UN’ALTRA PIANTA DA SEGARE

ROBERTO GERVASINI - 10/10/2014

L’albero “fascista” di Largo Resistenza

L’albero “fascista” di Largo Resistenza

No, non sono bastati tre giorni di totale digiuno per disintossicarmi dopo la lettura degli aforismi di Accetta Nera (così vien chiamato l’assessore al verde pubblico in FB) a proposito di selfie in Siria, di utili idioti, di cipressi da segare, di parcheggio alla Prima Cappella, di inchieste della Magistratura da “fantascienza” (“un veri tupicc“, una vera topica, vista la decisione bloccante del Sindaco Fontana due giorni dopo).

No, non stiamo sereni perché non si parla ancora di un altro albero storico nel contesto urbano non filologicamente corretto e quindi da segare, in centro città. Temiamo che un ordine di servizio preveda già il suo abbattimento notturno con speciali motoseghe munite di sofisticati silenziatori fabbricati ad Hong Kong. La pianta fu messa a dimora nel 1932 nella centralissima area che oggi porta il nome di largo Resistenza. Fu messa a dimora in ricordo di Arnaldo Mussolini, fratello del Duce e direttore del Popolo d’Italia, fondatore con Niccolò Giani della Scuola di Mistica fascista, mancato l’anno prima. È evidente che per un discorso storico filologico, elaborato e sostenuto dall’Assessorato di Accetta Nera riguardo i “cipressi” dei giardini estensi, la pianta è da segare, di notte o di giorno non importa, perché una pianta, autoctona o meno, che ricorda Arnaldo Mussolini, e quindi il periodo fascista, non può assolutamente svilupparsi ed espandersi rigogliosa in largo Resistenza; è filologicamente e storicamente scorretta, crea disagio e confusione nelle menti più fragili.

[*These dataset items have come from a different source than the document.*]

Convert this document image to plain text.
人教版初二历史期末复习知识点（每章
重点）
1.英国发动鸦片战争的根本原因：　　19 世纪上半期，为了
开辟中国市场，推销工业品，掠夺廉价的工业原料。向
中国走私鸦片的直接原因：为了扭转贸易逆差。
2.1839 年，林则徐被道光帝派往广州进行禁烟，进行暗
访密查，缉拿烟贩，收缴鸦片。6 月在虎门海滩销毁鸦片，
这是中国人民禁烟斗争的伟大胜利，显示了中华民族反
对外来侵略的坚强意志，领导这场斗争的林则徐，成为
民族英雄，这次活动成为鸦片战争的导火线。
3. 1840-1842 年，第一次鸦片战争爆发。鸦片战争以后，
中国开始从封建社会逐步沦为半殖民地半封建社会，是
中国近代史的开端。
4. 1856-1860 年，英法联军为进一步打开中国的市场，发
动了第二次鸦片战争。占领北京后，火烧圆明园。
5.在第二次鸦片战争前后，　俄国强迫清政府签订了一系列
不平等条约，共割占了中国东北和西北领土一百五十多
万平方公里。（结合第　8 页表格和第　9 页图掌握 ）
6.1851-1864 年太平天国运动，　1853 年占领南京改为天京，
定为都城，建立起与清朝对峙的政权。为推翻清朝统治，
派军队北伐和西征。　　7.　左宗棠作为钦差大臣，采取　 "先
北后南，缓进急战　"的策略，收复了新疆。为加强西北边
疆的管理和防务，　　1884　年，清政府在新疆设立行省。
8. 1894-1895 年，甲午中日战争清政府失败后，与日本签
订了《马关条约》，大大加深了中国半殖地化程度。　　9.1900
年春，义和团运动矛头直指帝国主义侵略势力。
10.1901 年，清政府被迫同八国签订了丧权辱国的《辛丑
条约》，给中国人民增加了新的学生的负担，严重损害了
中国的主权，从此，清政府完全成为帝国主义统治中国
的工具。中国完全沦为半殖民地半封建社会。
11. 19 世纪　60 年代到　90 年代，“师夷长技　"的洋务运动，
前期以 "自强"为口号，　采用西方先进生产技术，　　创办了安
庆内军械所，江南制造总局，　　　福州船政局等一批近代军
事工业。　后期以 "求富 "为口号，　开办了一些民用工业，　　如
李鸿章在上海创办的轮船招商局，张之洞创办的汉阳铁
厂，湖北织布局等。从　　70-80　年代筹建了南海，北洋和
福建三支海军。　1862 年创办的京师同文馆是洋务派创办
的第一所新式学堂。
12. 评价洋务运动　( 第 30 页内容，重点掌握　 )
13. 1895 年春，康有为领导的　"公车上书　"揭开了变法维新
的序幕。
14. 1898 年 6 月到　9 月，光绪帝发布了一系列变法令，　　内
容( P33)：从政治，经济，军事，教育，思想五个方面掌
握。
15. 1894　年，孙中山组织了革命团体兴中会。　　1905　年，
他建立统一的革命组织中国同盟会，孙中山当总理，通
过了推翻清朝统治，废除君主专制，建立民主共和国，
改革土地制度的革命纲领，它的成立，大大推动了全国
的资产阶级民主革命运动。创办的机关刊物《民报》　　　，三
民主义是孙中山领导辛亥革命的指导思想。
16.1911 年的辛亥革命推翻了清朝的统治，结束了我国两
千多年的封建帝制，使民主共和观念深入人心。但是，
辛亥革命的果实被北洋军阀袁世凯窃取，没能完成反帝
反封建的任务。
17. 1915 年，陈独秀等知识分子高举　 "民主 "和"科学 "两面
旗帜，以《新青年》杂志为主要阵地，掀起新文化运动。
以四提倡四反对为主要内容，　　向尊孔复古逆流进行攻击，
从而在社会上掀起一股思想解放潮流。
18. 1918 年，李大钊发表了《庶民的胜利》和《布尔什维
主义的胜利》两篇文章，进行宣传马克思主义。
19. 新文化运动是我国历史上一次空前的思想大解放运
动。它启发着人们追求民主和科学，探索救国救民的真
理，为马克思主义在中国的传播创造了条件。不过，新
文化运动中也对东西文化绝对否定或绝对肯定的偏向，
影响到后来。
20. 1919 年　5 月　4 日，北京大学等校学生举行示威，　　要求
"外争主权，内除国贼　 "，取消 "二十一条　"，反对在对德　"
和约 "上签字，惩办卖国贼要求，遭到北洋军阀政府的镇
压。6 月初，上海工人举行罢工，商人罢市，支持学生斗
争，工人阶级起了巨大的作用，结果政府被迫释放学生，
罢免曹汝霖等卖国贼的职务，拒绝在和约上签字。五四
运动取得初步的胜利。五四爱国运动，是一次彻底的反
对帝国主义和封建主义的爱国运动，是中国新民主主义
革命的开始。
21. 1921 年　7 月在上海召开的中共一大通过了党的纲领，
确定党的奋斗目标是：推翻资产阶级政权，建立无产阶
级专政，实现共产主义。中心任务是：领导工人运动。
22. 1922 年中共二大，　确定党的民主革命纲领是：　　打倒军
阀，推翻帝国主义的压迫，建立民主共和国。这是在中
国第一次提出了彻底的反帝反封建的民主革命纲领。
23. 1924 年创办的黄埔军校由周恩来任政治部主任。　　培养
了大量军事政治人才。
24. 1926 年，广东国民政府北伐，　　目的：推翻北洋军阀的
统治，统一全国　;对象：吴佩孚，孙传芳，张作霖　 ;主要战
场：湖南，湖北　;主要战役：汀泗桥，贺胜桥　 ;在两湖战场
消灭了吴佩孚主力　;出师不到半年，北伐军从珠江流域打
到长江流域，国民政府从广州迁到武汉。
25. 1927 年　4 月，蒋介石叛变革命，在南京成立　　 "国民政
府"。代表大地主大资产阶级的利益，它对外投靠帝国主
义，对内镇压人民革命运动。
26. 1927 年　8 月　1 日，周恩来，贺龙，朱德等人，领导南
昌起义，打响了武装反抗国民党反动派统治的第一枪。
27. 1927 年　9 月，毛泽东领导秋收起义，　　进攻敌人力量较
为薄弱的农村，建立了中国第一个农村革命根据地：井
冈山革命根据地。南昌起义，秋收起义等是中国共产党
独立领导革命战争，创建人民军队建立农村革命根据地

Le piante, come dice un noto agronomo varesino che abita a Sant’Ambrogio e del quale non ricordo il nome, non son di destra e non son di sinistra, credo neanche del centro. Si difende il verde sempre e comunque e se proprio si vuol fare un discorso coerente storico filologico si cominci a demolire a Varese Piazza Monte Grappa, una piazza fascista con pavimentazione verde padano, pavimentazione recente, oppure si spendano soldi utilmente, ad esempio, ma è solo una ragionevole ipotesi, capitozzando non già le piante ma la Torre Civica e, con l’allargamento della fontana, piazzandoci sopra un bel trampolino per tuffi, per la gioia di grandi ed anche dei più piccini. Questa Giunta varesina manca di grande progettualità, si limita all’ordinaria manutenzione, senza afflato, se escludiamo la zona della Schiranna.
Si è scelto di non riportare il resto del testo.